There are several symptoms and signs of pyelonephritis such as abdominal pain, lower back pain, fever, chills, vomiting, and even delirium in extreme cases. Diagnosis is made after the urine test and the indicators for the inflammation are bacteria and white blood cells in urine.
Pyelonephritis is more frequent in women, especially in young women, than in men and children. This is related to the frequent sexual activity of women in the period when they are young.
Chronic pyelonephritis is the continual kidney inflammation that can scar the kidney and further can lead to chronic renal malfunction. The chronic pyelonephritis usually occurs in patients who have vesicoureteral reflux or urinary difficulties. Chronic pyelonephritis can further lead to a disease called reflux nephropathy.

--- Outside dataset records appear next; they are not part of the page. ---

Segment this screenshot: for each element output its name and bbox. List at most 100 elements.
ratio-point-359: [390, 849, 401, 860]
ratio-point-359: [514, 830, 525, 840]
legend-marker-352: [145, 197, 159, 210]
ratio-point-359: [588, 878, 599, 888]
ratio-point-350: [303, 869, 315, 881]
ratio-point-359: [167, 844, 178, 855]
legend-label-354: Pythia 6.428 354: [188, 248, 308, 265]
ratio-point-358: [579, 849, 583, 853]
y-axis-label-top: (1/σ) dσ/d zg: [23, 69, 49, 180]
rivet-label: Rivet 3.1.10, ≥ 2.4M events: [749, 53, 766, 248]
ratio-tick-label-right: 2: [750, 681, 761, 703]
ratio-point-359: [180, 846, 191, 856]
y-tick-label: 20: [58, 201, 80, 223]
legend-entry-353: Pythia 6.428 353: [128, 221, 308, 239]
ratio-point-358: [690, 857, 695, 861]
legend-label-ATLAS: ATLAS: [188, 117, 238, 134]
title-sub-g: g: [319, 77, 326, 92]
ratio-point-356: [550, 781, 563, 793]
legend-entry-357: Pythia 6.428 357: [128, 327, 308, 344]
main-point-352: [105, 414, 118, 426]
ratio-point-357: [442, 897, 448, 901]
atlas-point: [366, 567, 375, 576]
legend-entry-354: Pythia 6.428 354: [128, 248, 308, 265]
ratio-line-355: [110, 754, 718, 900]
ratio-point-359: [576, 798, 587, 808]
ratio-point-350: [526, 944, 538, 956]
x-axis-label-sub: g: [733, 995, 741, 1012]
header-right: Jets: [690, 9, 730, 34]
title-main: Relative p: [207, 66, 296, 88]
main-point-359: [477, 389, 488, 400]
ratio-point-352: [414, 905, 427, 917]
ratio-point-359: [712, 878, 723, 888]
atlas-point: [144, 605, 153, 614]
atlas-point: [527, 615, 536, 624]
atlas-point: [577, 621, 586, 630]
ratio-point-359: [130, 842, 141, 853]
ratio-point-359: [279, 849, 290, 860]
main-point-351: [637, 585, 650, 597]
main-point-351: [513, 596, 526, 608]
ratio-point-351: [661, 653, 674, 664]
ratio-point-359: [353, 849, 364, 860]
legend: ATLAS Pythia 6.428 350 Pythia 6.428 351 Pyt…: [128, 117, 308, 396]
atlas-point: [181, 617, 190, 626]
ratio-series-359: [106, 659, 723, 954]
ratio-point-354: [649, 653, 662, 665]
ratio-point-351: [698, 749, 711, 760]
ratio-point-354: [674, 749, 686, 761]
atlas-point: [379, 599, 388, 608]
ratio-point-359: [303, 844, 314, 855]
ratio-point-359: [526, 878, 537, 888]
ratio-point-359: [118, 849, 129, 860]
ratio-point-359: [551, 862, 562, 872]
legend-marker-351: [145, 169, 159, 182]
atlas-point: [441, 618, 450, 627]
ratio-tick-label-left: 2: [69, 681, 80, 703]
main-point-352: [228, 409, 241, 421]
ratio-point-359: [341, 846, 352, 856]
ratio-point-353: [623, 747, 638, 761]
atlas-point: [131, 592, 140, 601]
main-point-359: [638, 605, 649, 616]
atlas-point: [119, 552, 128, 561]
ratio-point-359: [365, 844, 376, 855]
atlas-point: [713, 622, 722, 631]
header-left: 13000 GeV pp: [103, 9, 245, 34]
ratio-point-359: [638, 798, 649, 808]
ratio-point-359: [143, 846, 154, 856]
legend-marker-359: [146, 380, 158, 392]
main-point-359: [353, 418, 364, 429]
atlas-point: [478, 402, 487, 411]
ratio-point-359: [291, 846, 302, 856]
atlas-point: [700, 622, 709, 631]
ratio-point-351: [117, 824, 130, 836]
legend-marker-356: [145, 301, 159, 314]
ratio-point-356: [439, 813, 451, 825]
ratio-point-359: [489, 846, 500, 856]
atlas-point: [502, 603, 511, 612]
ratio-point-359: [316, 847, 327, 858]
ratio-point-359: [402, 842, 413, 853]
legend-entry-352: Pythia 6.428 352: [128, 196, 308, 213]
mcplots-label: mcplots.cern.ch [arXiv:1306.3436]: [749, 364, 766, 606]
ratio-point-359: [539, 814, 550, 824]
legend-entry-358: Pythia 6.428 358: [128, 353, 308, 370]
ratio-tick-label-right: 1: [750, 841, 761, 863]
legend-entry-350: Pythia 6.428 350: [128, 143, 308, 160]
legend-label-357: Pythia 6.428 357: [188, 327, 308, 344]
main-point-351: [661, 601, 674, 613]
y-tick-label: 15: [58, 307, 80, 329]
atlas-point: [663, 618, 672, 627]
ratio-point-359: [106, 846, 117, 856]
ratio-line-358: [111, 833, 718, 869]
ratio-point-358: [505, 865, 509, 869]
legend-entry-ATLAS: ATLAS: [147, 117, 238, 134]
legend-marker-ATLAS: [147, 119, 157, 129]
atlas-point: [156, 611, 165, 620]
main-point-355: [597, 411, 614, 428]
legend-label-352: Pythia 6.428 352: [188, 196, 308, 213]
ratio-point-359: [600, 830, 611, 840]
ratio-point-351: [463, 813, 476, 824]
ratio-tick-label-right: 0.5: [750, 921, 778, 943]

Pyelonephritis must be treated in order to avoid further serious complications. If it is discovered right in the beginning, antibiotics are the best solution for prompt curing. If young children are the patients, then penicillins are highly recommended for treating this disease. As for the cases with adults, when the inflammation is only mild, antibiotics are taken orally, but when dealing with more serious cases and when the patient cannot take it by mouth, then intravenous antibiotics are necessary. The most commonly used antibiotics are fluoroquinolones, such as Ciprofloxacin; beta-lactam antibiotics, such as amoxicillin, and cephalosporin, and trimethiprim.
Usually, antibiotics are taken for 10 or 14 days in the cases of acute pyelonephritis, while the therapy for chronic cases is longer.
Patients with serious inflammation should be hospitalized and be under constant surveillance by their physicians.
According to the amounts of reflux, vesicoureteral reflux (VUR) in young children can be divided into 5 grades. VUR of the first and second grade is treated with antibiotics: amoxicillin, trimethroprim, and nitrofurantoin. For these two stages therapy is recommended until puberty and surgery is not necessary. For the next three stages of vesicouteral reflux, surgery is the most effective solution. Surgery is highly recommended for pregnant women in order to avoid possible complications.
Apart from these medication, many doctors advise proper foods to be consumed, thus preventing pyelonephritis of its relapse. They suggest plenty of water, cranberry juice, blueberry juice and fermented milk products.